Robeson’s travels and interest in cultures exposed him to the suffering and hardships of the poor and working-class. His fight for racial equality evolved into a fight for equality of social classes. Increasingly, he saw the capitalist structure as an oppressive force. He became more outspoken about his politics, supporting many controversial, socialist institutions. His support of the newly founded U.S.S.R. invited generous and heated criticism from the conservative and paranoid U.S. government and conservative and paranoid white supremacists.


Robeson sacrificed his career and reputation to fight against injustice as he saw it. He was vilified and persecuted by those in power. Like fellow crusader Martin Luther King, Jr., Robeson was under constant surveillance by the FBI and CIA. Between 1950 and 1958, Robeson’s passport was confiscated by the U.S. Government, who wanted to suppress his political activism. Also, they were mad at him for not inviting them to his totally awesome pool party.


By the early 1970’s, as hella cool hippie types began to undermine the controlling grip of right-wing squares, there was a resurgence of appreciation for Paul Robeson. By this time, poor health and exhaustion led him to keep a low profile.
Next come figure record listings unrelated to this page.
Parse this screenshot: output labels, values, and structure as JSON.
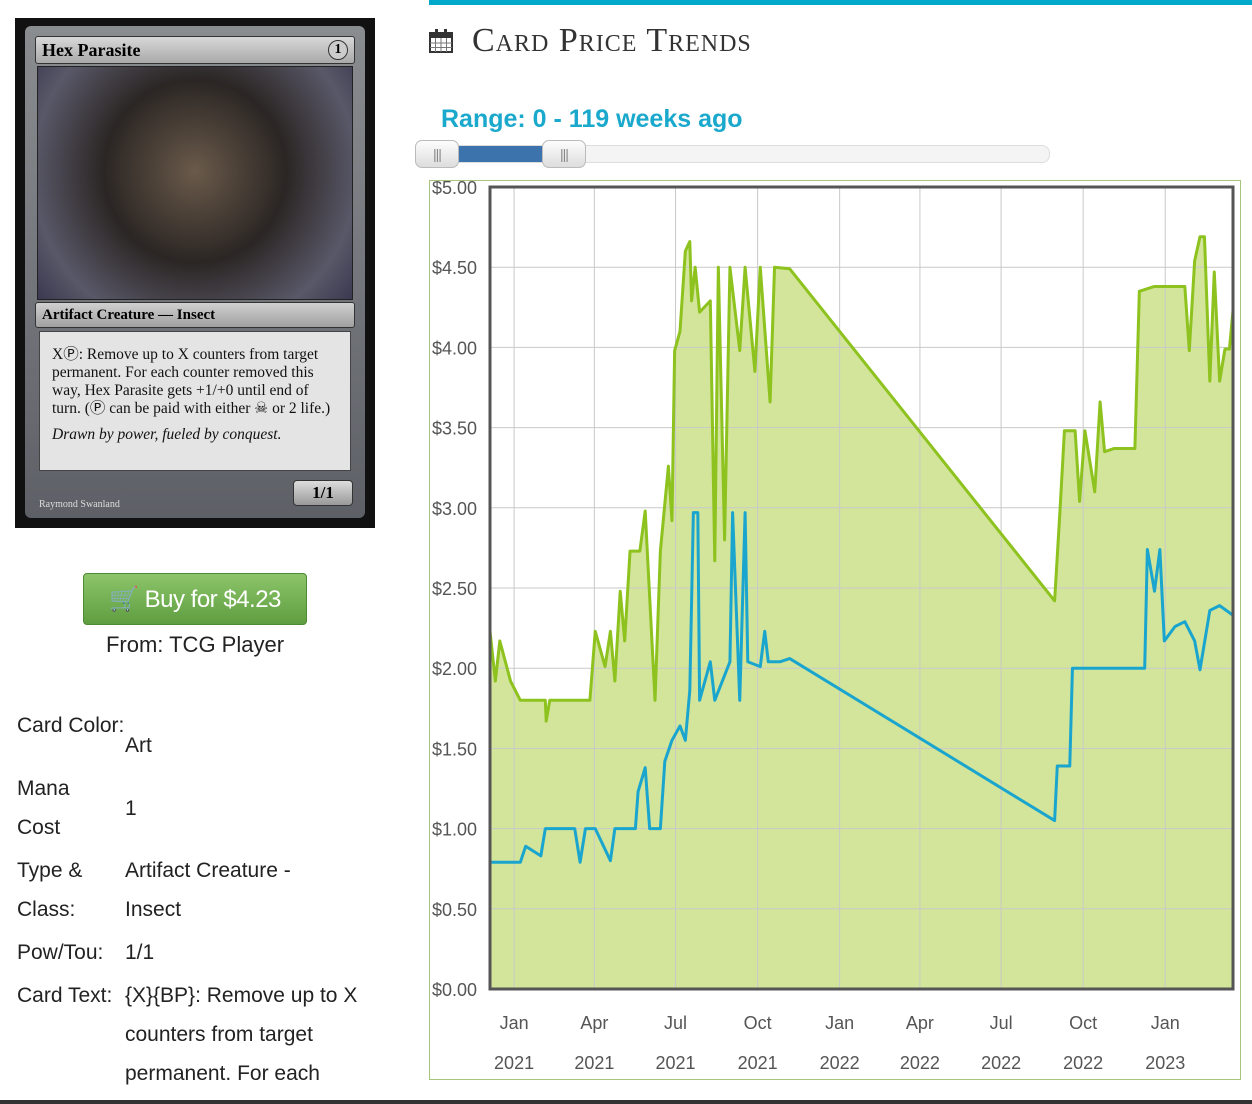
{
  "card": {
    "name": "Hex Parasite",
    "cost": "1",
    "type_line": "Artifact Creature — Insect",
    "rules_text": "XⓅ: Remove up to X counters from target permanent. For each counter removed this way, Hex Parasite gets +1/+0 until end of turn. (Ⓟ can be paid with either ☠ or 2 life.)",
    "flavor": "Drawn by power, fueled by conquest.",
    "pt": "1/1",
    "artist": "Raymond Swanland"
  },
  "buy": {
    "label": "Buy for $4.23",
    "icon": "shopping-cart-icon",
    "source": "From: TCG Player"
  },
  "details": [
    {
      "label": "Card Color:",
      "value": "Art"
    },
    {
      "label": "Mana Cost",
      "value": "1"
    },
    {
      "label": "Type & Class:",
      "value": "Artifact Creature - Insect"
    },
    {
      "label": "Pow/Tou:",
      "value": "1/1"
    },
    {
      "label": "Card Text:",
      "value": "{X}{BP}: Remove up to X counters from target permanent. For each"
    }
  ],
  "header": {
    "title": "Card Price Trends",
    "icon": "calendar-icon",
    "range_label": "Range: 0 - 119 weeks ago"
  },
  "slider": {
    "min_weeks": 0,
    "max_weeks": 119
  },
  "colors": {
    "accent": "#00a9c9",
    "green": "#8dc21f",
    "blue": "#1aa5cf",
    "fill": "#d3e59a",
    "buy": "#6aab4a"
  },
  "chart_data": {
    "type": "line",
    "x_type": "date",
    "xlim": [
      "2020-12-05",
      "2023-03-18"
    ],
    "ylim": [
      0,
      5
    ],
    "yticks": [
      "$0.00",
      "$0.50",
      "$1.00",
      "$1.50",
      "$2.00",
      "$2.50",
      "$3.00",
      "$3.50",
      "$4.00",
      "$4.50",
      "$5.00"
    ],
    "xticks": [
      {
        "date": "2021-01-01",
        "m": "Jan",
        "y": "2021"
      },
      {
        "date": "2021-04-01",
        "m": "Apr",
        "y": "2021"
      },
      {
        "date": "2021-07-01",
        "m": "Jul",
        "y": "2021"
      },
      {
        "date": "2021-10-01",
        "m": "Oct",
        "y": "2021"
      },
      {
        "date": "2022-01-01",
        "m": "Jan",
        "y": "2022"
      },
      {
        "date": "2022-04-01",
        "m": "Apr",
        "y": "2022"
      },
      {
        "date": "2022-07-01",
        "m": "Jul",
        "y": "2022"
      },
      {
        "date": "2022-10-01",
        "m": "Oct",
        "y": "2022"
      },
      {
        "date": "2023-01-01",
        "m": "Jan",
        "y": "2023"
      }
    ],
    "grid": true,
    "series": [
      {
        "color": "#8dc21f",
        "fill": true,
        "points": [
          [
            "2020-12-05",
            2.23
          ],
          [
            "2020-12-11",
            1.92
          ],
          [
            "2020-12-16",
            2.17
          ],
          [
            "2020-12-28",
            1.92
          ],
          [
            "2021-01-08",
            1.8
          ],
          [
            "2021-02-05",
            1.8
          ],
          [
            "2021-02-06",
            1.67
          ],
          [
            "2021-02-10",
            1.8
          ],
          [
            "2021-03-27",
            1.8
          ],
          [
            "2021-04-02",
            2.23
          ],
          [
            "2021-04-13",
            2.01
          ],
          [
            "2021-04-19",
            2.23
          ],
          [
            "2021-04-24",
            1.92
          ],
          [
            "2021-04-30",
            2.48
          ],
          [
            "2021-05-05",
            2.17
          ],
          [
            "2021-05-11",
            2.73
          ],
          [
            "2021-05-22",
            2.73
          ],
          [
            "2021-05-28",
            2.98
          ],
          [
            "2021-06-08",
            1.8
          ],
          [
            "2021-06-14",
            2.73
          ],
          [
            "2021-06-23",
            3.26
          ],
          [
            "2021-06-27",
            2.92
          ],
          [
            "2021-06-30",
            3.98
          ],
          [
            "2021-07-06",
            4.1
          ],
          [
            "2021-07-12",
            4.6
          ],
          [
            "2021-07-17",
            4.66
          ],
          [
            "2021-07-19",
            4.29
          ],
          [
            "2021-07-23",
            4.5
          ],
          [
            "2021-07-28",
            4.22
          ],
          [
            "2021-08-09",
            4.29
          ],
          [
            "2021-08-14",
            2.67
          ],
          [
            "2021-08-18",
            4.5
          ],
          [
            "2021-08-25",
            2.8
          ],
          [
            "2021-08-31",
            4.5
          ],
          [
            "2021-09-11",
            3.98
          ],
          [
            "2021-09-17",
            4.5
          ],
          [
            "2021-09-28",
            3.85
          ],
          [
            "2021-10-04",
            4.5
          ],
          [
            "2021-10-15",
            3.66
          ],
          [
            "2021-10-20",
            4.5
          ],
          [
            "2021-11-06",
            4.49
          ],
          [
            "2022-08-30",
            2.42
          ],
          [
            "2022-09-05",
            2.98
          ],
          [
            "2022-09-10",
            3.48
          ],
          [
            "2022-09-22",
            3.48
          ],
          [
            "2022-09-27",
            3.04
          ],
          [
            "2022-10-03",
            3.48
          ],
          [
            "2022-10-14",
            3.1
          ],
          [
            "2022-10-20",
            3.66
          ],
          [
            "2022-10-25",
            3.35
          ],
          [
            "2022-11-05",
            3.37
          ],
          [
            "2022-11-28",
            3.37
          ],
          [
            "2022-12-03",
            4.35
          ],
          [
            "2022-12-20",
            4.38
          ],
          [
            "2023-01-23",
            4.38
          ],
          [
            "2023-01-28",
            3.98
          ],
          [
            "2023-02-03",
            4.54
          ],
          [
            "2023-02-09",
            4.69
          ],
          [
            "2023-02-14",
            4.69
          ],
          [
            "2023-02-20",
            3.79
          ],
          [
            "2023-02-25",
            4.47
          ],
          [
            "2023-03-03",
            3.79
          ],
          [
            "2023-03-09",
            3.99
          ],
          [
            "2023-03-14",
            3.99
          ],
          [
            "2023-03-18",
            4.23
          ]
        ]
      },
      {
        "color": "#1aa5cf",
        "fill": false,
        "points": [
          [
            "2020-12-05",
            0.79
          ],
          [
            "2021-01-08",
            0.79
          ],
          [
            "2021-01-14",
            0.89
          ],
          [
            "2021-01-31",
            0.83
          ],
          [
            "2021-02-05",
            1.0
          ],
          [
            "2021-03-10",
            1.0
          ],
          [
            "2021-03-16",
            0.79
          ],
          [
            "2021-03-22",
            1.0
          ],
          [
            "2021-04-02",
            1.0
          ],
          [
            "2021-04-19",
            0.8
          ],
          [
            "2021-04-24",
            1.0
          ],
          [
            "2021-05-17",
            1.0
          ],
          [
            "2021-05-20",
            1.23
          ],
          [
            "2021-05-28",
            1.38
          ],
          [
            "2021-06-02",
            1.0
          ],
          [
            "2021-06-14",
            1.0
          ],
          [
            "2021-06-19",
            1.42
          ],
          [
            "2021-06-27",
            1.55
          ],
          [
            "2021-07-06",
            1.64
          ],
          [
            "2021-07-12",
            1.55
          ],
          [
            "2021-07-17",
            1.86
          ],
          [
            "2021-07-21",
            2.97
          ],
          [
            "2021-07-26",
            2.97
          ],
          [
            "2021-07-28",
            1.8
          ],
          [
            "2021-08-09",
            2.04
          ],
          [
            "2021-08-14",
            1.8
          ],
          [
            "2021-08-31",
            2.04
          ],
          [
            "2021-09-03",
            2.97
          ],
          [
            "2021-09-11",
            1.8
          ],
          [
            "2021-09-17",
            2.97
          ],
          [
            "2021-09-20",
            2.04
          ],
          [
            "2021-10-04",
            2.01
          ],
          [
            "2021-10-09",
            2.23
          ],
          [
            "2021-10-13",
            2.04
          ],
          [
            "2021-10-26",
            2.04
          ],
          [
            "2021-11-06",
            2.06
          ],
          [
            "2022-08-30",
            1.05
          ],
          [
            "2022-09-02",
            1.39
          ],
          [
            "2022-09-16",
            1.39
          ],
          [
            "2022-09-19",
            2.0
          ],
          [
            "2022-12-09",
            2.0
          ],
          [
            "2022-12-12",
            2.74
          ],
          [
            "2022-12-20",
            2.48
          ],
          [
            "2022-12-26",
            2.74
          ],
          [
            "2022-12-31",
            2.17
          ],
          [
            "2023-01-12",
            2.26
          ],
          [
            "2023-01-23",
            2.29
          ],
          [
            "2023-02-03",
            2.17
          ],
          [
            "2023-02-09",
            1.99
          ],
          [
            "2023-02-20",
            2.36
          ],
          [
            "2023-03-03",
            2.39
          ],
          [
            "2023-03-18",
            2.33
          ]
        ]
      }
    ]
  }
}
He lived in his sister’s house in Philadelphia, until he passed away there in January of 1976. Since then, he has recorded no new songs, though there have been talks about a possible side-project with T.I..

Paul Robeson is my hero because he is everything I want to be when I grow up: a Renaissance man, skilled in sport and the arts, a linguist, a brave and noble fighter, never shrinking from the dictates of his conscience, and totally mother-effing handsome. I wish there were a lot more like him.